Michael's dad offered him a job back home at the machine shop doing quality control. I am so grateful for his offer. Part of me is so excited to move back home to be closer to family. I love the mountains and the smell of sagebrush when it rains. I love four wheeling and shooting and camping and sweaters and hot chocolate and green chili. I love the slower pace of life and Colorado summers. I love the small town parade during Stampede and making fun of the low rider and tractor "floats". I love the holidays at my parents house. And just think of all the free babysitting! Plus, my AWESOME sister-in-law, Kathy lives there, and she has kids that are the same ages as mine. Born to be best buddies! So, there are some of the reasons I'd love to be back in the San Luis Valley.

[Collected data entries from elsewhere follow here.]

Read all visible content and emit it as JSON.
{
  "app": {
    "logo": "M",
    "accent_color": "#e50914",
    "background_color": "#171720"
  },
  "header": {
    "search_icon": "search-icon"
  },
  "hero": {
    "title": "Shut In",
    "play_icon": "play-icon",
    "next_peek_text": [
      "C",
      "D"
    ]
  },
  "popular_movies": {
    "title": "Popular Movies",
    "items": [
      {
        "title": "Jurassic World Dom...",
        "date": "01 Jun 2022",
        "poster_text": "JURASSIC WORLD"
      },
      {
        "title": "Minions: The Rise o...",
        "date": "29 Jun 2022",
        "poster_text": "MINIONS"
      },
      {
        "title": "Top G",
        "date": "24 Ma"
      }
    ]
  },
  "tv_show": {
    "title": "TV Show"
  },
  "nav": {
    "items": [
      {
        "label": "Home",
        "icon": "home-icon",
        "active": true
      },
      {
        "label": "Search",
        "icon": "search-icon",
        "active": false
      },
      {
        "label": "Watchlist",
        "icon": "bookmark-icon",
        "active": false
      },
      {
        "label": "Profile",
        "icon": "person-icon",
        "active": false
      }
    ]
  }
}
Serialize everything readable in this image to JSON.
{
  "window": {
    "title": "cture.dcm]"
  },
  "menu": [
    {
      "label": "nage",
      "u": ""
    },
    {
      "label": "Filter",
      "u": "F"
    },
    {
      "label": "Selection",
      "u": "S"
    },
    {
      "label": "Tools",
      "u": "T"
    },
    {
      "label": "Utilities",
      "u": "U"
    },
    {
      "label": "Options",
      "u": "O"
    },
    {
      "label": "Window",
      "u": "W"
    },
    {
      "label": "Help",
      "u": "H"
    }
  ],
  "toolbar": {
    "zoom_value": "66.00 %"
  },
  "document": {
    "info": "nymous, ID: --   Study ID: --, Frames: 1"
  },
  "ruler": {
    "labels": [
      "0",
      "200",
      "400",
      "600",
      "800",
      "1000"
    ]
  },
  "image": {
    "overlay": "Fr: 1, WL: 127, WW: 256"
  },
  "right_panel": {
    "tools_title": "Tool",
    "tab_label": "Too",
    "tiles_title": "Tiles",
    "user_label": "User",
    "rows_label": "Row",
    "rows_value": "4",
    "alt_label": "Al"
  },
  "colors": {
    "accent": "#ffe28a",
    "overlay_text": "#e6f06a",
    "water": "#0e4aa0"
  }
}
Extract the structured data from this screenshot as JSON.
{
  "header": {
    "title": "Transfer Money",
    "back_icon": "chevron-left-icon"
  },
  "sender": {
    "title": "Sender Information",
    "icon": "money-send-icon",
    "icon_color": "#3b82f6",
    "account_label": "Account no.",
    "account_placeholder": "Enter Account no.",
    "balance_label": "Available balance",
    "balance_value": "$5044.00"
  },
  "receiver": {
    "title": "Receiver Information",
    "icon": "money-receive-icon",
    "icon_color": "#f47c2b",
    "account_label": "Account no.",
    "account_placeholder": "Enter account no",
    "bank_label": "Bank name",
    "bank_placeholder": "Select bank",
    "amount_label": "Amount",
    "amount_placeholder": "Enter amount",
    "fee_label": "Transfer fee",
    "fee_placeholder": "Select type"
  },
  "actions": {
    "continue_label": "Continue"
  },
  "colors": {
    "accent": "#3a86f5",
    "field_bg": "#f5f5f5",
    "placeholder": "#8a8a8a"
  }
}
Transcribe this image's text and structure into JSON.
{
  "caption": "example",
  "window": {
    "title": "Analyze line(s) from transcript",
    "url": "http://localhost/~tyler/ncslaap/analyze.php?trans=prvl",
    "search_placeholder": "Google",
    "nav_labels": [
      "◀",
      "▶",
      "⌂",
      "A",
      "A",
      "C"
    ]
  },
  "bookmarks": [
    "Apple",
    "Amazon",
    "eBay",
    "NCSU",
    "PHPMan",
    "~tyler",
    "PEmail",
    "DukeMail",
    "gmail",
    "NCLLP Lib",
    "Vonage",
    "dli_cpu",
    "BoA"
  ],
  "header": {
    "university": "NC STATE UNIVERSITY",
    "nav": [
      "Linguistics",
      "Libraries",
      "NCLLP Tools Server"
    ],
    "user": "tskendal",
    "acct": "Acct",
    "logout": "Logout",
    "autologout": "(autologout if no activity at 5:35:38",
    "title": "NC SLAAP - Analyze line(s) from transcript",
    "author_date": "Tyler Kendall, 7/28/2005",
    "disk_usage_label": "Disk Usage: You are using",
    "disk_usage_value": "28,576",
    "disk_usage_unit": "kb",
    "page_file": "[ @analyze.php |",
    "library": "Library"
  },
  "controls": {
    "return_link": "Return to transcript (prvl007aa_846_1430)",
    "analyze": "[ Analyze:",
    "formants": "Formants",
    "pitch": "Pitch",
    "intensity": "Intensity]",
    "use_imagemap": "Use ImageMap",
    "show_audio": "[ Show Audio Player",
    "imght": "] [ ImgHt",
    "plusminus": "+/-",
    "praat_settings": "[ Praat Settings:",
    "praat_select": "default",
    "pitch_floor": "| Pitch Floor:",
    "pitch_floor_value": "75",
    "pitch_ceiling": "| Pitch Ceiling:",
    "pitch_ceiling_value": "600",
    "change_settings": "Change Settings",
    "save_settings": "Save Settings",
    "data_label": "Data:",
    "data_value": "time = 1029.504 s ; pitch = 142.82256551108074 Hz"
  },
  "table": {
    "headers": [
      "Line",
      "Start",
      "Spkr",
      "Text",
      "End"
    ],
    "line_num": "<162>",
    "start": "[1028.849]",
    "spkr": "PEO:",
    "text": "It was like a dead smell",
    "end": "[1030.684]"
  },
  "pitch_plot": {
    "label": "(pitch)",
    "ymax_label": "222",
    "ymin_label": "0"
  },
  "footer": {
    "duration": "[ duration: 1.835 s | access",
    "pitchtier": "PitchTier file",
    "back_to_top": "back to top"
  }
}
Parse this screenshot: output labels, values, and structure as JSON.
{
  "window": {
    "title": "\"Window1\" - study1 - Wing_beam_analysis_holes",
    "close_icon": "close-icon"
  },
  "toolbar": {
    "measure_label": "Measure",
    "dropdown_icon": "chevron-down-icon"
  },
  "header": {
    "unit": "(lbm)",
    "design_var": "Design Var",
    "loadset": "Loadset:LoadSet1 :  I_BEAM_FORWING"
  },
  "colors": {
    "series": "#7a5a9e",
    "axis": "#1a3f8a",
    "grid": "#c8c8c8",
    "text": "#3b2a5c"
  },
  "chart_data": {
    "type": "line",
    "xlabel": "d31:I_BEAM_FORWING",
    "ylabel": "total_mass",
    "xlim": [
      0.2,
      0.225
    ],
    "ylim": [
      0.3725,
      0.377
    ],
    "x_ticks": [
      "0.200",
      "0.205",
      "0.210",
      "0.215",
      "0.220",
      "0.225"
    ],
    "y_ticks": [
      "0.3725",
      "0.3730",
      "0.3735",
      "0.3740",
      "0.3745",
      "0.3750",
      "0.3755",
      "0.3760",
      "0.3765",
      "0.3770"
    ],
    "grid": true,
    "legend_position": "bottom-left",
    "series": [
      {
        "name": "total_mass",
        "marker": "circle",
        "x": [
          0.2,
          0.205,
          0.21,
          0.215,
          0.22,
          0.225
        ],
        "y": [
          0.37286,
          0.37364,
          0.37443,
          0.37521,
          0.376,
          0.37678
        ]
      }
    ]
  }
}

But..... then the other part of me dreads it. I'm so used to living in the city where everything is only a few miles away and anything and everything you could ever want is just down the street! The biggest and most exciting store in the valley is a Walmart. No Pei Wei...no Target...no Old Navy...no Hobby Lobby...oh, I'm tearing up already. I think the hardest part is that moving away from home made me feel like I grew up and made something of myself. I got a fresh start. And housing is a completely different thing. No HOA's to make sure the neighborhood stays well kept. You can have a really nice house next to a run down ghetto house, and many of the houses are over a hundred years old, so finding one that isn't falling apart will be fun. We'll live with Mike's parents for a while until we can either save up for a down payment to buy a house, or we find a decent house to rent until we can save up for a down payment. (There is only one apartment "complex" there, with about 20 units. And, at $250 a month, you get what you pay for...shady shady shady.)

Anywayyyyys, back to trying to be positive. We're moving by Thanksgiving so I've been busy trying to start getting things boxed up and set aside. God knows what he's doing and everything will work out!